Isaacs J gave a concurring judgment setting out his own reasons, in which he similarly emphasised the requirement of section 7 that the senators be directly chosen by the people, stating this was "more than a mere direction, more even than a simple mandate as to the mode of election; it describes the composition of the Houses themselves, so as to express the essential nature of these branches of the Parliament. Nothing could be more fundamental than the directly elective character of the two Houses."
"(Section) 15 of the Constitution was not framed with the object of meeting numerous instances of irregular Senate elections, but of providing for possible but rare contingencies of the abnormal termination of the service of senators; so rare that departures from the fundamental principles of representation through popular election would be really inappreciable because infrequent and possibly of short duration".
The Governor of South Australia issued a supplementary writ and an election was held on 15 February 1908. Only Vardon and O'Loghlin contested the election and Vardon won comfortably.
|Joseph Vardon||Anti-Socialist Party||47,130||54.0|
|James O'Loghlin||Labour Party||40,082||46.0|
In light of the High Court decision the question raised whether Vardon, O'Loghlin or Albert Palmer,[j] were entitled to keep the allowances they had received whilst they sat in parliament. Groom , the Attorney-General, agreed with the opinions expressed by former Attorneys-General Drake, and Higgins, that a person whose election was void was not a member of the parliament during the period from election until the declaration and was not entitled to retain the amount paid by way of allowance. After Vardon was elected on 15 February 1908, he sought payment of the allowance from when the vacancy occurred, 1 January 1907. Groom was of the opinion that Vardon was only entitled to the allowance from 15 February 1908. The Parliament resolved the question by enacting legislation to legalise the payments that had been made to Vardon, O'Loghlin and Palmer.

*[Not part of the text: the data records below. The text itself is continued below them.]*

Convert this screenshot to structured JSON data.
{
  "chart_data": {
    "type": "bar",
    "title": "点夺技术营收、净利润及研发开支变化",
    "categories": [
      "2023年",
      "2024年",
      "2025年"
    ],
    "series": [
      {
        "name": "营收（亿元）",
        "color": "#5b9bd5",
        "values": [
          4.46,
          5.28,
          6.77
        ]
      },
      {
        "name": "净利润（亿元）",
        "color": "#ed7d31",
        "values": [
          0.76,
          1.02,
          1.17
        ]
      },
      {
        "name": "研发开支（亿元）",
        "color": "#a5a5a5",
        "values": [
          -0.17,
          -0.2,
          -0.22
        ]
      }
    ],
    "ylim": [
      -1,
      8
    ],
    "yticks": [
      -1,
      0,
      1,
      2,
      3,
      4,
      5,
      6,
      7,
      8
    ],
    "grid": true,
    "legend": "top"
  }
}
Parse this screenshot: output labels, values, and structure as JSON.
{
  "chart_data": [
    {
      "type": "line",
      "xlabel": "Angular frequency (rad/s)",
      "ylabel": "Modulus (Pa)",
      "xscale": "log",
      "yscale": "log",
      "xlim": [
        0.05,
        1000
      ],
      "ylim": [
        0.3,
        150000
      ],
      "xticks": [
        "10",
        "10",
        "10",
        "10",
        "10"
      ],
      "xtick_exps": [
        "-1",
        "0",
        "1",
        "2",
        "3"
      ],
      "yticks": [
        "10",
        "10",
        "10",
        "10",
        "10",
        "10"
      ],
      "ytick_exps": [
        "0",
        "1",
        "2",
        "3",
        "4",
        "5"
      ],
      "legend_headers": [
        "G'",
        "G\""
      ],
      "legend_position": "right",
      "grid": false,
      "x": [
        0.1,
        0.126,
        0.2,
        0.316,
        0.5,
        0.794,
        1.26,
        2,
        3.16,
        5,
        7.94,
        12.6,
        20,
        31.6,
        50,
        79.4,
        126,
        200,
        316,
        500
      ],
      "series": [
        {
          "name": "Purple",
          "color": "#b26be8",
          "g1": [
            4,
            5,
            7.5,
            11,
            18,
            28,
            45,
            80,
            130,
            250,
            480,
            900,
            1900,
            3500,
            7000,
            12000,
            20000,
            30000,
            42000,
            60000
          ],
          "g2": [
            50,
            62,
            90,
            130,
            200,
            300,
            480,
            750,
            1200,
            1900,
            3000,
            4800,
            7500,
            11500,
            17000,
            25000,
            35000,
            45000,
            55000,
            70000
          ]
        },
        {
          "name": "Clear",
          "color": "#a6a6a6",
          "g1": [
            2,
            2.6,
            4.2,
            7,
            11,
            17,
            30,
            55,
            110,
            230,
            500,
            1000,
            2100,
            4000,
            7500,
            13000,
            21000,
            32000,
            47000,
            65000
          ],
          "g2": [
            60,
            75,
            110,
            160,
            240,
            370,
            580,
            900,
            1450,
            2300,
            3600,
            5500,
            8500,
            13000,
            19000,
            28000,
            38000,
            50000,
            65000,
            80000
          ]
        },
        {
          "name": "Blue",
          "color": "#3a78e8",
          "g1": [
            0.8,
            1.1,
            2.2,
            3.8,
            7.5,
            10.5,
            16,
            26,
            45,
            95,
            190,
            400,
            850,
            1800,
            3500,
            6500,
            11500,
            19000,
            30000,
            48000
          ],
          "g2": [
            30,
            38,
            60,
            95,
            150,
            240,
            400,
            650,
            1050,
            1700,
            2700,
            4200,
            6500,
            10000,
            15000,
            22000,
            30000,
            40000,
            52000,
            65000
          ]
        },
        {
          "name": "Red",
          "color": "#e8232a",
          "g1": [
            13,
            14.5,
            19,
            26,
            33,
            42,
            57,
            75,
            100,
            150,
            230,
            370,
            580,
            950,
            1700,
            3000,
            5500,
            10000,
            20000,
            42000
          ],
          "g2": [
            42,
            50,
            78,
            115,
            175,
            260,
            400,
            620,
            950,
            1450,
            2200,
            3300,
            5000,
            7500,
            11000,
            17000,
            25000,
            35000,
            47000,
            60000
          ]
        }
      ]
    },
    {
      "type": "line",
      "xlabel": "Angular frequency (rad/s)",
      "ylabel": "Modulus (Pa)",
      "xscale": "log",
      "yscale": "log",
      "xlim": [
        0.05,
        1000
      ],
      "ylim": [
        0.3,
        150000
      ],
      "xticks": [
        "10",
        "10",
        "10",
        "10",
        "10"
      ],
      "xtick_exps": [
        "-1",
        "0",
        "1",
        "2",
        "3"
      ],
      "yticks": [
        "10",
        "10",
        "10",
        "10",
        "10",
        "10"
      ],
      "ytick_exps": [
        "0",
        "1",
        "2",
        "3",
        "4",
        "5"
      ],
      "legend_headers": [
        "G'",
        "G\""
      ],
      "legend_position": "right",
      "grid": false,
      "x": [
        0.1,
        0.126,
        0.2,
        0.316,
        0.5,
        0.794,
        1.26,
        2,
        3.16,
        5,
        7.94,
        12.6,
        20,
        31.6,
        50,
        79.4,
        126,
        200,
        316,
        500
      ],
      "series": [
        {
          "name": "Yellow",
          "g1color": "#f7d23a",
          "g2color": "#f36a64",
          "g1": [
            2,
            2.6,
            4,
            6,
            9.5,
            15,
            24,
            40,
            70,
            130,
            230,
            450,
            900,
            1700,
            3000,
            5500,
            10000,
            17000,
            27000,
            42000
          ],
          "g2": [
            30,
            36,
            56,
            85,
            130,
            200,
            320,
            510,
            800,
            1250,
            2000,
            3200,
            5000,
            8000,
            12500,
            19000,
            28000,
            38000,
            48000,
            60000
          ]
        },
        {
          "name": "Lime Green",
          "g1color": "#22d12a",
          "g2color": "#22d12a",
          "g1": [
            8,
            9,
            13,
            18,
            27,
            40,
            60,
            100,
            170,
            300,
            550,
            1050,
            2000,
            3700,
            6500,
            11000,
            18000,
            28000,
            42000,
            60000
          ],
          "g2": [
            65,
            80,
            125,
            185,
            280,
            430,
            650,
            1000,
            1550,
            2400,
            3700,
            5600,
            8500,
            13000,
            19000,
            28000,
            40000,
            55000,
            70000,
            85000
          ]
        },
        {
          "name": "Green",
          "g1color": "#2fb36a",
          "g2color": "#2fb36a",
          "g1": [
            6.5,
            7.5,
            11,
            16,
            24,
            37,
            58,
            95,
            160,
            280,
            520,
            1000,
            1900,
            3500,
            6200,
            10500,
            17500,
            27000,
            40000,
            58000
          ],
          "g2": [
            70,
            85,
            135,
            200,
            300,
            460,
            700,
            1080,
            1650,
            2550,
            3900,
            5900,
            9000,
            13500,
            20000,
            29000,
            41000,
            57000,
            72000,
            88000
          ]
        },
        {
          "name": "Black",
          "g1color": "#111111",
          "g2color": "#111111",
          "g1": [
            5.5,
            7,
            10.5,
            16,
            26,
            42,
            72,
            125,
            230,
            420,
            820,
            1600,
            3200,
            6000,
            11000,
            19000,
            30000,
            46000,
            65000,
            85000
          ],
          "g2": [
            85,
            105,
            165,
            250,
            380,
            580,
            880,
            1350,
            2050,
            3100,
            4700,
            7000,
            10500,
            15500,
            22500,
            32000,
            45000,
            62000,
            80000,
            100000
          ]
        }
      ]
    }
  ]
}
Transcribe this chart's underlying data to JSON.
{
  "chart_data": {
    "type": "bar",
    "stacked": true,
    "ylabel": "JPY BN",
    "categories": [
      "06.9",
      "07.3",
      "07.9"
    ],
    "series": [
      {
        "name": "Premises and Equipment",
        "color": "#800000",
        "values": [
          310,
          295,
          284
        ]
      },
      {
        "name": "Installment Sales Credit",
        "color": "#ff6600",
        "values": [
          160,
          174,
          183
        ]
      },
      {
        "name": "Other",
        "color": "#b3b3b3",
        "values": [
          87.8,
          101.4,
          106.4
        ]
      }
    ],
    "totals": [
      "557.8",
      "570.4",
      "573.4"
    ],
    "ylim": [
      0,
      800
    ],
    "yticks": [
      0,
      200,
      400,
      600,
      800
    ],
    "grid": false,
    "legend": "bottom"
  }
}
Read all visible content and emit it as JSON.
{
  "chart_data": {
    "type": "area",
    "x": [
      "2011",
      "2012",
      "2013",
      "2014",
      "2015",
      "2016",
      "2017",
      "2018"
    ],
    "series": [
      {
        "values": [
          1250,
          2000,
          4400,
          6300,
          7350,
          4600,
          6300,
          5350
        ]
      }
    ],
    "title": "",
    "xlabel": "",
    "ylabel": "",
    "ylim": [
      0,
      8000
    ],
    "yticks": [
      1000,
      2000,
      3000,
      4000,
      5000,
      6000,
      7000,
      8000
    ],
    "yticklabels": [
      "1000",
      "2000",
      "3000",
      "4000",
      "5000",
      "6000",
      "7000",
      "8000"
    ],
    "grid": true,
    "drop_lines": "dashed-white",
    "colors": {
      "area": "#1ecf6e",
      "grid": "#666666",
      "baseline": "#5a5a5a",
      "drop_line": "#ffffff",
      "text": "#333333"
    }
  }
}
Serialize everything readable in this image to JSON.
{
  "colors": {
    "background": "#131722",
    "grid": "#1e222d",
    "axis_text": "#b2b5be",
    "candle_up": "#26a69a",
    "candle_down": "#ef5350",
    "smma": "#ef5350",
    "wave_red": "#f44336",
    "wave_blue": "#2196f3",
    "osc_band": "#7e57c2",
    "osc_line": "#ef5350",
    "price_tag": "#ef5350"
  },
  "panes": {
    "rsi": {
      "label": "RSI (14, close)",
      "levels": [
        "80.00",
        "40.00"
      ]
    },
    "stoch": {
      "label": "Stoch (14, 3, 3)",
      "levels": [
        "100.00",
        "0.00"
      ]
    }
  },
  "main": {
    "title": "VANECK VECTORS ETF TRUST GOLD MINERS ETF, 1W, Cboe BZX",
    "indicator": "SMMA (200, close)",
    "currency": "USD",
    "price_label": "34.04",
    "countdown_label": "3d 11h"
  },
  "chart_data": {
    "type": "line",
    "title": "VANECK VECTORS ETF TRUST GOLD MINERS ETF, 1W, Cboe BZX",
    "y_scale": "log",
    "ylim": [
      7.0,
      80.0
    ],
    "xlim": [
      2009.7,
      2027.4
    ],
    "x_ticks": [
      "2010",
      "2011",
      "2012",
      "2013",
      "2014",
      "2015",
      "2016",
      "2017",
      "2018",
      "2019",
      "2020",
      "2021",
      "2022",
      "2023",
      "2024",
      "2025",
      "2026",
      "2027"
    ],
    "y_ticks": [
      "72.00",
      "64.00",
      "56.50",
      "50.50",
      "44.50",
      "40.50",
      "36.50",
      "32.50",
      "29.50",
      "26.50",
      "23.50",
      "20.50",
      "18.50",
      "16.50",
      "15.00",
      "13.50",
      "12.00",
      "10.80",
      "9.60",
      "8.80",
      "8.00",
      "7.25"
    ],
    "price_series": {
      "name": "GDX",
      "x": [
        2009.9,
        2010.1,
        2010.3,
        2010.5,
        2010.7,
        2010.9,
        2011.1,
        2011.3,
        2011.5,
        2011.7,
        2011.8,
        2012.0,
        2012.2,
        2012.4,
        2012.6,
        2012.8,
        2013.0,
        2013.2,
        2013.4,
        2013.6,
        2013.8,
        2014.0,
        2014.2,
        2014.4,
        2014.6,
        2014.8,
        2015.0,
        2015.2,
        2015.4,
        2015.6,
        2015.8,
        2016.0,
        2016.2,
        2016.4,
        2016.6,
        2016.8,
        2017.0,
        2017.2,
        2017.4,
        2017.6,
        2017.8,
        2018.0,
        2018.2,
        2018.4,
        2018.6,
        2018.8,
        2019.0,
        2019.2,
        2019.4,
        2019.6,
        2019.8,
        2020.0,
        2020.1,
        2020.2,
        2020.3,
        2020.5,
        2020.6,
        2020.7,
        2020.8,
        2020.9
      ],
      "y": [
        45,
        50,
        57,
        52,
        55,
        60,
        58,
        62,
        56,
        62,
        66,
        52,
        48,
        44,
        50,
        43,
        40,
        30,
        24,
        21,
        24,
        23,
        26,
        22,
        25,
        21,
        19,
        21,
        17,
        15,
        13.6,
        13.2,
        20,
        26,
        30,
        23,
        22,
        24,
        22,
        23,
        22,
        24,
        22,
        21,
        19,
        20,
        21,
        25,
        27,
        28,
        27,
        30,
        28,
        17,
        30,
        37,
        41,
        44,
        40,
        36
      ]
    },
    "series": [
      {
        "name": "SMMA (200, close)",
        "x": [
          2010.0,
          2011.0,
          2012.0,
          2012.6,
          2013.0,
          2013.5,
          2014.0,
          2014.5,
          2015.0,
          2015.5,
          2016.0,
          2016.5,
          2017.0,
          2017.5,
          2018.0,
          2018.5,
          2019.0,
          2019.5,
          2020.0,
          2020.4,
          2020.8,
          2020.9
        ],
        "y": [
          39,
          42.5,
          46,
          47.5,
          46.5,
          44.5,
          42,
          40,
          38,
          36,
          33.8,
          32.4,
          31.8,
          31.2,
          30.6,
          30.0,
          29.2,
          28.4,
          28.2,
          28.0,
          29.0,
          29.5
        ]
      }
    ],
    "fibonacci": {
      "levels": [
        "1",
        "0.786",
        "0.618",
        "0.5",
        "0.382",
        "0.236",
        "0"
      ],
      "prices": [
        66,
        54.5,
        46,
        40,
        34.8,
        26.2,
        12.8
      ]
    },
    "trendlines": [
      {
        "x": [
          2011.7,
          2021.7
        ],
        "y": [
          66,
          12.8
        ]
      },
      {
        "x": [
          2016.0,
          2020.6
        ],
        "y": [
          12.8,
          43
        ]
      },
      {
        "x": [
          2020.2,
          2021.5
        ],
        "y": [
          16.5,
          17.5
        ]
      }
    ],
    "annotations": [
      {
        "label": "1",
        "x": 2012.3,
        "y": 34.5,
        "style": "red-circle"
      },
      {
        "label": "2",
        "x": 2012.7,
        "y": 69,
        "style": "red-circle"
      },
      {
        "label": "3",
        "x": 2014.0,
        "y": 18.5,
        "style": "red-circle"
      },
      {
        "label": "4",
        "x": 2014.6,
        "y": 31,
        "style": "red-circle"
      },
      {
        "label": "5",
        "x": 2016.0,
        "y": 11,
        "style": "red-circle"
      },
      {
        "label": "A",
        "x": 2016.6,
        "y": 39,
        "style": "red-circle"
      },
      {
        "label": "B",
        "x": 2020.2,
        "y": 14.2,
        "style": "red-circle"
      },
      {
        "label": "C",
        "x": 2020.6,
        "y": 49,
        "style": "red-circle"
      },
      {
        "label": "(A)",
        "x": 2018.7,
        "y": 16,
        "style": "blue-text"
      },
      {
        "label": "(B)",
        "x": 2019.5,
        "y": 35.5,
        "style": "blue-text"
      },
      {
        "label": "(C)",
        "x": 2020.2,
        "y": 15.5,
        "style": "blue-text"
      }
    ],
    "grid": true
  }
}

The prediction of Isaacs J as to the frequency of irregular senate elections was not borne out in that the only other successful challenge to the Senate election itself, rather than the eligibility of particular candidates, was in Western Australia in 2013. By contrast there have been numerous appointments to casual vacancies in the Senate. The appointment of O'Loghlin remains the only occasion on which a matter has been referred to the Senate Committee of Disputed Returns and Qualifications. 1908 is the only occasion on which a partial supplementary election has been held for Senate. This is because the introduction of the proportional representation system used in Senate elections since 1946, was inconsistent with a partial supplementary election as it is likely to result in a distortion of the voters' real intentions.[k] While the Commonwealth Electoral Act, still provides for a partial failure of an election, the High Court held in Re Wood that a supplementary election for just one senate seat would be liable to frustrate the manifest purpose of the proportional voting scheme.